My mum has been a great role model in some respects – from her I learnt how to stay calm in a crisis and that I can rely on myself. But there are also other things I’m determined to do differently: my daughter will have healthy balanced meals, I won’t tell her she has to be a vegetarian, but if she decides to become one on her own, she will still eat healthy balanced meals with all the nutrients a growing person needs so that she doesn’t end up severely anaemic without even realising it. I will try very hard not to talk negatively about anyone’s appearance, or intellect. I tell her every day that I love her, I kiss her and cuddle her. If she ever has a sibling, I will let them develop their own relationship.

Now my maternal grandmother seems to have reached the final few days of her life, and even though my memories of her are entirely positive, I can’t bring myself to visit her for one last time (she has advanced dementia so is highly unlikely to recognise me) or make plans to go to her funeral because doing so would entail a stay with my mum and a lot of time with both her, my sister and my new nephew. After these three weeks I just don’t think I could cope with being forced back into still-too-familiar patterns of behaviour and power struggles. If my mum already feels more entitled to interfere and direct in my house without my husband, I don’t want to imagine what it would be like in her house.

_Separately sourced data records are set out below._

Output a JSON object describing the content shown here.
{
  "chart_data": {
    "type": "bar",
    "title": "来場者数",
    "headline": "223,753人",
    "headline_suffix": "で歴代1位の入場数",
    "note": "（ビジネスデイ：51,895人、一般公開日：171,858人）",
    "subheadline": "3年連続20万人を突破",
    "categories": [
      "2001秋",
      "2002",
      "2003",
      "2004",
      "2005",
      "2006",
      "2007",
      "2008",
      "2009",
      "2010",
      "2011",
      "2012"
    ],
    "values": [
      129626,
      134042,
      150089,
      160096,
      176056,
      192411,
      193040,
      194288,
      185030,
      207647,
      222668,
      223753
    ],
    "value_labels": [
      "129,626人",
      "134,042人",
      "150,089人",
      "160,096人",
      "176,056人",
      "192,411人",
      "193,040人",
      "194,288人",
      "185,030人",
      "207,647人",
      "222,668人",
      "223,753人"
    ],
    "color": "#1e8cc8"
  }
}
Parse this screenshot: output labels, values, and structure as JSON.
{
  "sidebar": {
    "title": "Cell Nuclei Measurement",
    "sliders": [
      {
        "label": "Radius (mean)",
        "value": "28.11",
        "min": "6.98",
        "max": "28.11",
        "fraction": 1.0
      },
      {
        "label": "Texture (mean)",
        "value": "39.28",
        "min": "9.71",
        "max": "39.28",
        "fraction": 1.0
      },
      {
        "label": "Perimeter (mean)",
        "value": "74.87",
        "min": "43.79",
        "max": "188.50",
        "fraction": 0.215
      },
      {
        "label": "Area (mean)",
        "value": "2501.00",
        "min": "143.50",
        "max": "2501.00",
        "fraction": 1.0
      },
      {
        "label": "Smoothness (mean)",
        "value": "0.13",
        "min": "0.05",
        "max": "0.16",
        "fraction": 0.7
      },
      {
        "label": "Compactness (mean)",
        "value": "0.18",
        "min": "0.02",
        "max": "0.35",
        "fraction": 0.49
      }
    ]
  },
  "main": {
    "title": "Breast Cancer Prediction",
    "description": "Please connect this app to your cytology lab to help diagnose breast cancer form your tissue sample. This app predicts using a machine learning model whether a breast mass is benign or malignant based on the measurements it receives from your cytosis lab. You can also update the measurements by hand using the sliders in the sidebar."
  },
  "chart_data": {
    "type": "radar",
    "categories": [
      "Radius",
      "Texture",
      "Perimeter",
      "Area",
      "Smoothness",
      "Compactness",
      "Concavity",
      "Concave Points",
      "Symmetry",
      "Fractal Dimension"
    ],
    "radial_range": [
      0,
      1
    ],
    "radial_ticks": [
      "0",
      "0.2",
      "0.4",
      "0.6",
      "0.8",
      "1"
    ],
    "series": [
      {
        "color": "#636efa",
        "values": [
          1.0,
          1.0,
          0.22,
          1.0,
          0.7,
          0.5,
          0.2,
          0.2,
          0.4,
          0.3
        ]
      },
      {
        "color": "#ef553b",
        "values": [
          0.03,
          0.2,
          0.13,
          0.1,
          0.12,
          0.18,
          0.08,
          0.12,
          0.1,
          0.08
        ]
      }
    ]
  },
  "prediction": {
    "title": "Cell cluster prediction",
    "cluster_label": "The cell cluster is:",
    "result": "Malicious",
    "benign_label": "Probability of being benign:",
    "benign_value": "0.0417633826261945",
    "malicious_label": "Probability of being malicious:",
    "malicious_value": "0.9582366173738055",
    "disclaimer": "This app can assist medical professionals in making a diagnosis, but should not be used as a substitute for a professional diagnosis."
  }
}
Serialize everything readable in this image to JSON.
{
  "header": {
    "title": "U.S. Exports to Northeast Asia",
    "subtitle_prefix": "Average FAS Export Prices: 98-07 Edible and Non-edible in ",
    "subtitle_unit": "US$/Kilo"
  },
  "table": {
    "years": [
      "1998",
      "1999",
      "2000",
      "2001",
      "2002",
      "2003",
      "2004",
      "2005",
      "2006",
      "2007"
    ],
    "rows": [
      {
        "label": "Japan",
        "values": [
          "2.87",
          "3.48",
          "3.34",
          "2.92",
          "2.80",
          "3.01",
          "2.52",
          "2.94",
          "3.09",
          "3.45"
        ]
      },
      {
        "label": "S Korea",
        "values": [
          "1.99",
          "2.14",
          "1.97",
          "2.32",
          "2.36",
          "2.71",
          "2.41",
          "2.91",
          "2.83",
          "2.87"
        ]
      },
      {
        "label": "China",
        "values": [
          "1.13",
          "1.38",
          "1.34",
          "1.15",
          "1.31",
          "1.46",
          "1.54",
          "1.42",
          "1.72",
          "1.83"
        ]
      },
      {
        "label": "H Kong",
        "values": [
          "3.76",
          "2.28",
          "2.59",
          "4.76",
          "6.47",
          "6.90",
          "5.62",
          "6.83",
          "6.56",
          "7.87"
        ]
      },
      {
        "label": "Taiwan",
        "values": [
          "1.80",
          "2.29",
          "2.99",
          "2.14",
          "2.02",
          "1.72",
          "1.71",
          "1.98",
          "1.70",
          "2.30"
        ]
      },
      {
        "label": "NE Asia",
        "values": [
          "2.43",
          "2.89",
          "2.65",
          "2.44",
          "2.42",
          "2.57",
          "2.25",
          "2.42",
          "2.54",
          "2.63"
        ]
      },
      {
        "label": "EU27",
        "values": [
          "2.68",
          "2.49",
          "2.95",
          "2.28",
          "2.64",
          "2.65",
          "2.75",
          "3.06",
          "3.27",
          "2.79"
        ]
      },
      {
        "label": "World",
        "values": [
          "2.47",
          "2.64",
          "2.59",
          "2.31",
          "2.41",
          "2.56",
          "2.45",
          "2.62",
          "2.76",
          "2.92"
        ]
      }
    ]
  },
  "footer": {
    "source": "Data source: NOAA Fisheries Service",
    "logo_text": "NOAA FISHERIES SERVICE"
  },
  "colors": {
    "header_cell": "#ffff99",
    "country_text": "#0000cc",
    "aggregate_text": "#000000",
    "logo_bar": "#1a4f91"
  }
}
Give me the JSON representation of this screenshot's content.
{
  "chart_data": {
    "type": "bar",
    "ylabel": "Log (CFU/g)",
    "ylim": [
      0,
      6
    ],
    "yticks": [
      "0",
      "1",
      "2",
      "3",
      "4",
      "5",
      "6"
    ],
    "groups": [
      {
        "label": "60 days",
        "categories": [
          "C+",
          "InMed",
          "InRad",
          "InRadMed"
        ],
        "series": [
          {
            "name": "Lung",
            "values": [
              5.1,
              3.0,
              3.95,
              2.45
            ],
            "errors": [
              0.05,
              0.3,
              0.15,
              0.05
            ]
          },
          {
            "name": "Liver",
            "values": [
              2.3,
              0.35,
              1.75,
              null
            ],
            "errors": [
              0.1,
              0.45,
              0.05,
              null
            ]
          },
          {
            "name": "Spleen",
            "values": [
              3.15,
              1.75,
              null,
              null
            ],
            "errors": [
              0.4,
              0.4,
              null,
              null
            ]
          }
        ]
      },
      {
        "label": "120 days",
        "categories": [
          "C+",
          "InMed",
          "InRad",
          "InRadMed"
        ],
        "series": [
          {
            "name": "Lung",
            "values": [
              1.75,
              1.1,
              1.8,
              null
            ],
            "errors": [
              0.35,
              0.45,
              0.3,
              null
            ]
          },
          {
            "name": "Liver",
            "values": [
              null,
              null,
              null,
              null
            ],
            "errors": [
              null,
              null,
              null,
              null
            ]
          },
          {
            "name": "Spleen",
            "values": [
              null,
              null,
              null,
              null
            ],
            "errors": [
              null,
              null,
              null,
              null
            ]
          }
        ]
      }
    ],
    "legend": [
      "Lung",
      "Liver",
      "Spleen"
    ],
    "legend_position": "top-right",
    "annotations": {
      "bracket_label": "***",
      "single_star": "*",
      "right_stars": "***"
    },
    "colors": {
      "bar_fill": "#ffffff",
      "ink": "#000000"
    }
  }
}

And since my sister is the favoured daughter and her son is only a few weeks old, I think the person who would be most at risk in this melange of emotions and dysfunction is my daughter. Sure, you might say I’ll be there to look out for her needs, and I would, but the way my family works, she would still fall through the cracks, or be painted as too noisy, boisterous and aggressive when she behaves like a toddler rather than a 2-month old. And I can’t risk that even for three days. Perhaps I’ll feel different in a few days once I’ve gone back to my own routine. I think I’d relish the chance to prove to myself that I can do a plane trip with an energetic inquisitive toddler on my own.